When building containment and defense systems, we apply defenses to three main components: 在构建隔离和防御系统时,我们针对三个主要组件实施防御:

  1. The environment in which the agent runs. We constrain where and how an agent can act with process sandboxes, VMs, filesystem boundaries, and egress controls. The goal is to set a hard boundary on what an agent can reach. For example, if credentials never enter the sandbox, they can’t be exfiltrated, regardless of whether the cause is a user, a model finding a “creative” path, or an attacker.
  2. 智能体运行的环境。 我们通过进程沙箱、虚拟机、文件系统边界和出口控制来限制智能体的行为范围和方式。目标是为智能体所能触及的范围设定硬边界。例如,如果凭据从未进入沙箱,它们就无法被窃取,无论原因是用户操作、模型找到了“创造性”路径,还是攻击者所为。

A tight perimeter also means you can relax oversight. Claude Code’s reference devcontainer exists precisely so that the agent can run unattended, without per-action approvals. 严密的边界也意味着可以放宽监督。Claude Code 的参考开发容器(devcontainer)的存在,正是为了让智能体能够在无人值守的情况下运行,而无需对每项操作进行批准。
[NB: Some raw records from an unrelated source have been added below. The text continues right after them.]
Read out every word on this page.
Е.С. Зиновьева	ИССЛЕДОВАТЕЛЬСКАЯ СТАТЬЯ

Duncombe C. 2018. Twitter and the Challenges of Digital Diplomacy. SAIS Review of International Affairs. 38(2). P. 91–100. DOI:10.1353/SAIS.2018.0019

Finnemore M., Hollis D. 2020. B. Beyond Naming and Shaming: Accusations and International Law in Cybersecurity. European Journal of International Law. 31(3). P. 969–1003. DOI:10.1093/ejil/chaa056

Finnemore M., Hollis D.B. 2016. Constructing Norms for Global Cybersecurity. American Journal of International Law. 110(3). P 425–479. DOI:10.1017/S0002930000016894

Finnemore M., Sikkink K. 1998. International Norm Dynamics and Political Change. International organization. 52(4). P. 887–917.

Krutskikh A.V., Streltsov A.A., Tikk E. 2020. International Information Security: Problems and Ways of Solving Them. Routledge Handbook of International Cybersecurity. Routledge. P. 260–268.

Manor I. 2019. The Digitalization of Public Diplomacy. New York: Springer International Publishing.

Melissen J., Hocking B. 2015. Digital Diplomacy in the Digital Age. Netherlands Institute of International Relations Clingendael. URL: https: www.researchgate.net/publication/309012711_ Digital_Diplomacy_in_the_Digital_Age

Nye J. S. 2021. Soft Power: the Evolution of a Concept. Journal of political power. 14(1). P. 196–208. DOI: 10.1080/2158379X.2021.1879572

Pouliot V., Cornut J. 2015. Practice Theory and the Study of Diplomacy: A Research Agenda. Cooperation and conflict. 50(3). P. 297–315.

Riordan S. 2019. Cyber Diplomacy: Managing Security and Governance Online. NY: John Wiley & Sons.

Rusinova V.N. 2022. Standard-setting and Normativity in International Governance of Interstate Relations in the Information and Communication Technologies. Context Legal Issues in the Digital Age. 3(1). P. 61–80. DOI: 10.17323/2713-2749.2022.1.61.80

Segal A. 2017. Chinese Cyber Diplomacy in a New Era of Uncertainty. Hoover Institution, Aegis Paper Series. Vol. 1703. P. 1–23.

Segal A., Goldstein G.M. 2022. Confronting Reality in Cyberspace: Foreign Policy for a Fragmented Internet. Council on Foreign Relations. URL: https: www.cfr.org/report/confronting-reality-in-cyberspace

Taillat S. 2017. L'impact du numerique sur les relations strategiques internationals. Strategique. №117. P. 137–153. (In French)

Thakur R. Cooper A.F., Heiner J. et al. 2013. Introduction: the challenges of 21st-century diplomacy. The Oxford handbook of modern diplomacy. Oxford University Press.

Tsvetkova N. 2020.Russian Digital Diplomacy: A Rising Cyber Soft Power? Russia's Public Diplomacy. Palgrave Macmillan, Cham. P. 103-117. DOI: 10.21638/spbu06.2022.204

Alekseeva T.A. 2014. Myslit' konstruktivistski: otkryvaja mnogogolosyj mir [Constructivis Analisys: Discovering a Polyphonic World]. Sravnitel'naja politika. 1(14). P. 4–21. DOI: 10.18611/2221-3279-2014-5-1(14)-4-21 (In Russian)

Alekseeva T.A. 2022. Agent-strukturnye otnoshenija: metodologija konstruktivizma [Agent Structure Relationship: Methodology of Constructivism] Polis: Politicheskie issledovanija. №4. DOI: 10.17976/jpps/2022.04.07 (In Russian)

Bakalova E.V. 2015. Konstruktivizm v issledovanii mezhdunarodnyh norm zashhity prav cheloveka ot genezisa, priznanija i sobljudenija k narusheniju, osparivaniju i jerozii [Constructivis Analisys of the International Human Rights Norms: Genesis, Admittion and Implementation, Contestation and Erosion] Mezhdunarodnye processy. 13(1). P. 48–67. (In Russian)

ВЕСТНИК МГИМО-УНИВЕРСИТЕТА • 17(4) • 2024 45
  1. The model the agent consults. The mechanisms here include system prompts, classifiers, probes, and training modifications. Because models are probabilistic, these shape only what the agent tends to do, not what it is theoretically capable of doing.
  2. 智能体咨询的模型。 这里的机制包括系统提示词、分类器、探测器和训练修改。由于模型具有概率性,这些机制只能塑造智能体“倾向于”做什么,而不是它“理论上能够”做什么。

These defenses are strong. On Gray Swan’s Agent Red Teaming benchmark, which tests susceptibility to prompt injection, Claude Opus 4.7 holds attack success to roughly 0.1% on single attempts, and around 5–6% after 100 adaptive attempts. Claude Code auto mode catches roughly 83% of overeager behaviors before they execute. Yet even with best-in-class defenses, protection in the model layer will never be 100% effective, which is why it can’t stand alone. 这些防御措施非常强大。在测试提示词注入敏感度的 Gray Swan 智能体红队基准测试中,Claude Opus 4.7 在单次尝试中的攻击成功率保持在约 0.1%,在 100 次自适应尝试后约为 5-6%。Claude Code 自动模式可以在执行前捕获约 83% 的过度激进行为。然而,即使拥有顶级的防御措施,模型层的保护也永远无法达到 100% 的有效性,这就是为什么它不能单独存在的原因。
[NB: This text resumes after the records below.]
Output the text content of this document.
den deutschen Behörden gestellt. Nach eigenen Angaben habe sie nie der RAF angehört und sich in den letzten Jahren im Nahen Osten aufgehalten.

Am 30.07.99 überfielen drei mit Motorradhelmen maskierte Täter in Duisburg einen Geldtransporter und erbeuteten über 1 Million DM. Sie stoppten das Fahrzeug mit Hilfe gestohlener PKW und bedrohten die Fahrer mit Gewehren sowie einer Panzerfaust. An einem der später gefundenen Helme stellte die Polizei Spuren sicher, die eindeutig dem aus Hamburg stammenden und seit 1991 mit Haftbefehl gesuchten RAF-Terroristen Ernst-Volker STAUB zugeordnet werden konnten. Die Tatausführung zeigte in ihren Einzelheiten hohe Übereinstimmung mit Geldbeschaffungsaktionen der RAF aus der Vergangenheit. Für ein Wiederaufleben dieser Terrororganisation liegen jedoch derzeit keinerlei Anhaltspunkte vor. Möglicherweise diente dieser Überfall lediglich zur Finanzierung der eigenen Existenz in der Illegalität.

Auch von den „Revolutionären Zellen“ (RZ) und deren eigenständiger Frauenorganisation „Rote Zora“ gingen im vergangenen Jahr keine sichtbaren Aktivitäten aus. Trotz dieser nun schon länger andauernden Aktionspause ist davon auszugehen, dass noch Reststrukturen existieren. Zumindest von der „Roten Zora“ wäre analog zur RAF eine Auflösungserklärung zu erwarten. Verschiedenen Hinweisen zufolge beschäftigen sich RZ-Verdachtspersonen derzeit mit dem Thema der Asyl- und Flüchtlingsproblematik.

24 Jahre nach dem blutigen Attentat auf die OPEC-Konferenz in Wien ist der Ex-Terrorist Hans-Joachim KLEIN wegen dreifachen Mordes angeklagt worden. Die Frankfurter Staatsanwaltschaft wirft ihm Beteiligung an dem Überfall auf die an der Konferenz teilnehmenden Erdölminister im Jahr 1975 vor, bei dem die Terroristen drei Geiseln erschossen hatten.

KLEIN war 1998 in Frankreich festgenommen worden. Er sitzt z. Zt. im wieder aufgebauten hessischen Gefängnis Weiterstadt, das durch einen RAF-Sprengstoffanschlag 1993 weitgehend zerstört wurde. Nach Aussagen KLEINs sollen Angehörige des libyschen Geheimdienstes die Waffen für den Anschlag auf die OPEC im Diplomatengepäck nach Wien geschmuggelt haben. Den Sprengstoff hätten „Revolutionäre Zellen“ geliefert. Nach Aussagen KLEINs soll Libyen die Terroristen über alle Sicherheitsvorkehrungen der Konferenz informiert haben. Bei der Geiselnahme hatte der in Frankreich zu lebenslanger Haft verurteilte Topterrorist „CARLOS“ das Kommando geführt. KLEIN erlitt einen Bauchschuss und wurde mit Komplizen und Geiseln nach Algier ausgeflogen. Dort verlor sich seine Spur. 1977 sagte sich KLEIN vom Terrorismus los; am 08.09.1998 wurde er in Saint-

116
  1. The external content the agent can reach. MCP servers, third-party plugins, and web search tools all feed content into the agent’s context from sources you don’t control. An audited connector isn’t the same as audited data—a GitHub connector, for instance, can load a poisoned README straight into the model’s context despite passing malware checks. Granularly limiting tool permissions can help limit the blast radius.
  2. 智能体可以触及的外部内容。 MCP 服务器、第三方插件和网络搜索工具都会将你无法控制的来源内容输入到智能体的上下文中。经过审计的连接器并不等同于经过审计的数据——例如,即使通过了恶意软件检查,GitHub 连接器仍可能将带有毒性的 README 文件直接加载到模型的上下文中。对工具权限进行细粒度限制有助于缩小“爆炸半径”。